Check Homework on Partial Differential Wave Equation

[roldy]

Homework Statement

Consider the partial differential equation

$$u_{xx}-3u_{xt}-4u_{tt}=0$$

(a) Find the general solution of the partial differential equation in the xt-plane, if possible.
(b) Find the solution of the partial differential equation that satisfies
$$u(x,0)=x^3$$ and $$u_t(x,0)=-3x^2$$ for $$-\infty<x<\infty$$

Homework Equations

The Attempt at a Solution

(a)

$$\left(\frac{\partial^2}{\partial x^2}-\frac{3\partial^2}{\partial x\partial t}-\frac{4\partial^2}{\partial t^2}\right)u=0$$

*
$$\left(\frac{\partial}{\partial x}+\frac{\partial}{\partial t}\right)\left(\frac{\partial}{\partial x}-\frac{4\partial}{\partial t}\right)u=0$$

Set the coefficients equal to a variable...

$$\alpha=1, \beta=1, \gamma=1, \delta=-4$$

$$\zeta=\beta{x}-\alpha{t}=x-t$$
$$\eta=\delta{x}-\gamma{t}=-4x-t$$

$$\frac{\partial v}{\partial x}=\frac{\partial v}{\partial \zeta}\frac{\partial \zeta}{\partial x}+\frac{\partial v}{\partial \eta}\frac{\partial \eta}{\partial x}=\frac{\partial v}{\partial \zeta}-\frac{4\partial v}{\partial \eta}$$

$$\frac{\partial v}{\partial t}=\frac{\partial v}{\partial \zeta}\frac{\partial \zeta}{\partial t}+\frac{\partial v}{\partial \eta}\frac{\partial \eta}{\partial t}=\frac{-\partial v}{\partial \zeta}-\frac{\partial v}{\partial \eta}$$

So now substitute these two differentials into *
$$\left[\left(\frac{\partial}{\partial \zeta}-\frac{4\partial}{\partial \eta}\right)+\left(\frac{-\partial}{\partial \zeta}-\frac{\partial}{\partial \eta}\right)\right]\left[\left(\frac{\partial}{\partial \zeta}-\frac{4\partial}{\partial \eta}\right)-\left(\frac{-4\partial}{\partial \zeta}-\frac{4\partial}{\partial \eta}\right)\right]u=0$$

$$\left(\frac{-4\partial}{\partial \eta}-\frac{\partial}{\partial \eta}\right)\left(\frac{\partial}{\partial \zeta}+\frac{4\partial}{\partial \zeta}\right)u=0$$

$$\left(\frac{-5\partial}{\partial \eta}\right)\left(\frac{5\partial}{\partial \zeta}\right)u=0$$

$$\frac{\partial}{\partial \eta}\left(\frac{\partial u}{\partial \zeta}\right)=0$$

Let $$h(\zeta)=\frac{\partial u}{\partial \zeta}$$

So now integrate with respect to $$\zeta$$ holding $$\eta$$ fixed.

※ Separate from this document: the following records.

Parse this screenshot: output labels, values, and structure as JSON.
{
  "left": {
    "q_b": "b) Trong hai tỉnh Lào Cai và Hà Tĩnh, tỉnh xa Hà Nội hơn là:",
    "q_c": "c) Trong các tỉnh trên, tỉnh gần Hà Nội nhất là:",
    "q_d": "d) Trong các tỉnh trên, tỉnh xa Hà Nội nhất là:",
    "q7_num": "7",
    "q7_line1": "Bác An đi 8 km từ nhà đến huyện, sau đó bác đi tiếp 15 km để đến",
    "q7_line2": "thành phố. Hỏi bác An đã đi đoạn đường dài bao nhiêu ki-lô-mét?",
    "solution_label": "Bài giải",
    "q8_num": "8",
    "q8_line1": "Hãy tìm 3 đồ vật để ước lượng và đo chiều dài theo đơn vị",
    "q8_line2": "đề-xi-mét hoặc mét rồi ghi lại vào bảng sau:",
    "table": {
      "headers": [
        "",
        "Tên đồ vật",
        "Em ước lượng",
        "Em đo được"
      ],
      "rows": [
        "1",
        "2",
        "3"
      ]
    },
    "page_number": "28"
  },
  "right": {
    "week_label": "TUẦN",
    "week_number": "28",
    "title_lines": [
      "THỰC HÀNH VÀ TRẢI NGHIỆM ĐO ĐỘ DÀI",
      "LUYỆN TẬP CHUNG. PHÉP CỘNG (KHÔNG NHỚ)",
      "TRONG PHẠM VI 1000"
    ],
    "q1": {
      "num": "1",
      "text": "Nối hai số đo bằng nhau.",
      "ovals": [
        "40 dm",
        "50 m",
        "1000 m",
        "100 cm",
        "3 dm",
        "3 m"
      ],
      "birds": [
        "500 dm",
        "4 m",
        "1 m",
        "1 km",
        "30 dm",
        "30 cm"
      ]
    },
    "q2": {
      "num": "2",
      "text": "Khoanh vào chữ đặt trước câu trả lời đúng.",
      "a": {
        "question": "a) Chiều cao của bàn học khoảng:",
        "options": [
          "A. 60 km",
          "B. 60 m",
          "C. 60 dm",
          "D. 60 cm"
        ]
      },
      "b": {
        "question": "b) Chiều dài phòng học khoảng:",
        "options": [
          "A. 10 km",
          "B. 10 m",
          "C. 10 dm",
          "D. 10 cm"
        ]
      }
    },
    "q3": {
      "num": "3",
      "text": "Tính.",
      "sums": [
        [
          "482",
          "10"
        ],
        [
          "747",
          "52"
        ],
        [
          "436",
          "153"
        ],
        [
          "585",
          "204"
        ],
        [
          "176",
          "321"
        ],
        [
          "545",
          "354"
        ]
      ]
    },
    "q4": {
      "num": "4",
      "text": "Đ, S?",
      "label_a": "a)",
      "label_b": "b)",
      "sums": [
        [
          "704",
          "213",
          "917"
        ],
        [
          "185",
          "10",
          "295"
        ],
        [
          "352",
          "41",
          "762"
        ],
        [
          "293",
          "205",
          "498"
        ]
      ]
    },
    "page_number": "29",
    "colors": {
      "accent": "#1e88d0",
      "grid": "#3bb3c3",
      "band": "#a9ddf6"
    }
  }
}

$$u=\int h(\zeta)d\zeta + g(\eta)=f(\zeta)+g(\eta)$$

Substitute back in for $$\zeta$$ and $$\eta$$...

$$u(x,t)=f(x-t)+g(-4x-t)$$

Now this should be the general solution. Is this right, did I do my differentiation and arithmetic correctly?

(b)

So for the functions f and g I just picked some arbitrary functions.

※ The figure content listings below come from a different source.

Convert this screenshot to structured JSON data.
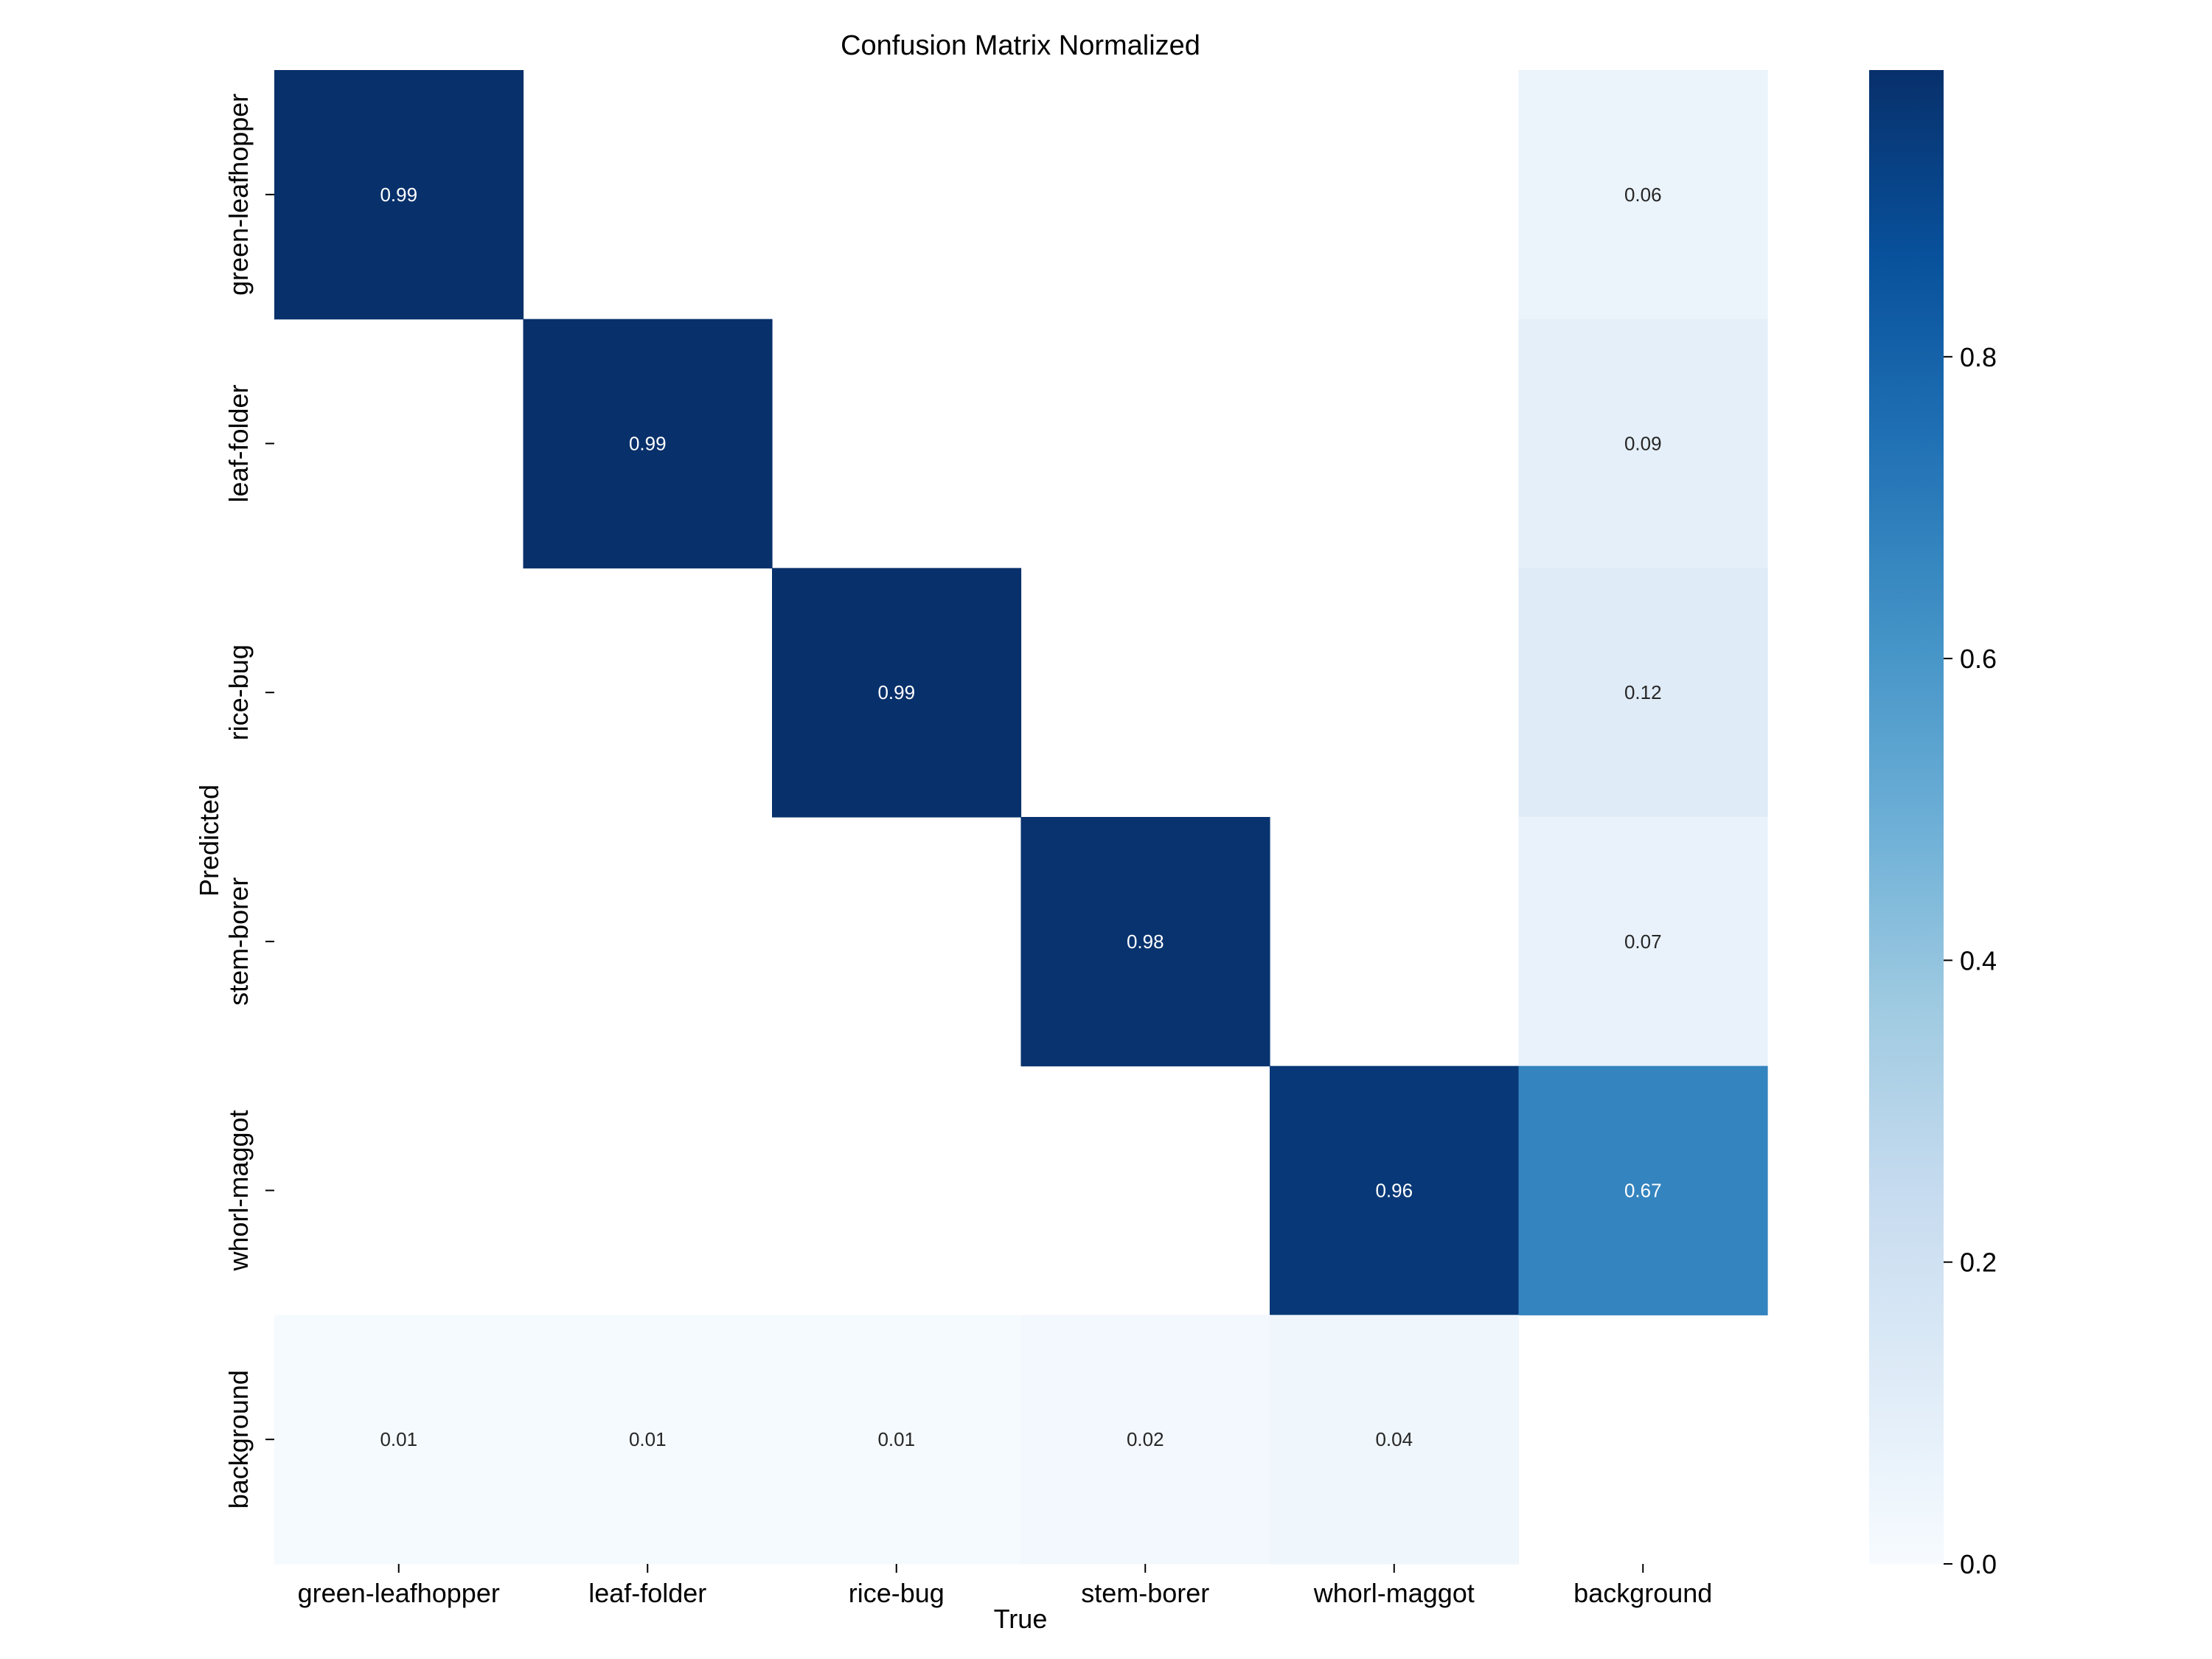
{
  "chart_data": {
    "type": "heatmap",
    "title": "Confusion Matrix Normalized",
    "xlabel": "True",
    "ylabel": "Predicted",
    "x_categories": [
      "green-leafhopper",
      "leaf-folder",
      "rice-bug",
      "stem-borer",
      "whorl-maggot",
      "background"
    ],
    "y_categories": [
      "green-leafhopper",
      "leaf-folder",
      "rice-bug",
      "stem-borer",
      "whorl-maggot",
      "background"
    ],
    "values": [
      [
        0.99,
        null,
        null,
        null,
        null,
        0.06
      ],
      [
        null,
        0.99,
        null,
        null,
        null,
        0.09
      ],
      [
        null,
        null,
        0.99,
        null,
        null,
        0.12
      ],
      [
        null,
        null,
        null,
        0.98,
        null,
        0.07
      ],
      [
        null,
        null,
        null,
        null,
        0.96,
        0.67
      ],
      [
        0.01,
        0.01,
        0.01,
        0.02,
        0.04,
        null
      ]
    ],
    "colormap": "Blues",
    "colorbar": {
      "range": [
        0.0,
        0.99
      ],
      "ticks": [
        0.0,
        0.2,
        0.4,
        0.6,
        0.8
      ],
      "tick_labels": [
        "0.0",
        "0.2",
        "0.4",
        "0.6",
        "0.8"
      ]
    }
  }
}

Let $$f(x)=e^x$$ and $$g(x)=e^{-x}$$

So now,

$$x^3=e^x+e^{4x}$$

And also,

$$-3x^2=-e^x-e^{4x}$$

And this is where I stall. I'm not sure what to do after this point. My book doesn't have an example of solving these types of problems and the notes our professor gave us doesn't show an example either.

 

[hunt_mat]

Your new equation is fine along with your general solution. however you did not apply the boundary conditions correctly, but you need to work on your boundary conditions. You have $$u=f(x-t)+g(-4x-t)$$ Applying you boundary conditions:
$$u(x,0)=f(x)+g(-4x)=x^{3}\quad\partial_{t}u(x,0)=-f'(x)-g(-4x)=-3x^{2}$$
Now solve those equations for f and g to get the solution.

 

[roldy]

So I'm not suppose to pick arbitrary functions for f and g then right?. I guess this makes sense now, two equations two unknowns.

 

[hunt_mat]

Your general solution will give you the functions as you've done now you have to fit those functions to your initial conditions. I have done it so I can say if you have the correct equation or not.

 

[roldy]

I'm not that I entirely understand what you mean in your last post.

 

[hunt_mat]

Now you have a set of ODE's to solve:
$$\begin{array}{ccc}<br /> f(x)+g(-4x) & = & x^{3} \\<br /> f'(x)+g'(-4x) & = & 3x^{2}<br /> \end{array}$$
You should be able to find what f and g are by solving the above system of ODE.

 

[roldy]

Yeah, that's what I figured I needed to do but what method involved is what I'm not sure about.

 

[hunt_mat]

In the first equation set x=0 to find that f(0)+g(0)=0, integrate the second equation to obtain:
$$f(x)-\frac{1}{4}g(x)=x^{3}+C$$
Then take the first equation away from the second one to obtain:
$$-\frac{5}{4}g(x)=C$$
This shows that g is constant. which in turn shows that:
$$f(x)=x^{3}+D$$
So the full solution becomes...

Simple integration is all that is required, what can you say about D in light of the initial conditions?

 

[roldy]

I don't understand why you are setting x=0. There's no initial condition for x=0. Also, how to you know that when you integrate the second equation your not going to get a x time a function. Meaning, how do you for example that f(x) is not (1+x)?

 

[hunt_mat]

The setting x=0 was unimportant, so ignore it.

I get a constant because f is a function of one variable only.

 

[roldy]

Could you maybe explain a little bit more on how that 1/4 got out there?

 

[roldy]

Still confused on this one.

 

[hunt_mat]

it comes into the integral in the following way:
$$\int g'(-4x)dx =-\frac{1}{4}\int g'(u)du=-\frac{1}{4}g(u)=-\frac{1}{4}g(-4x)$$
using the substitution u=-4x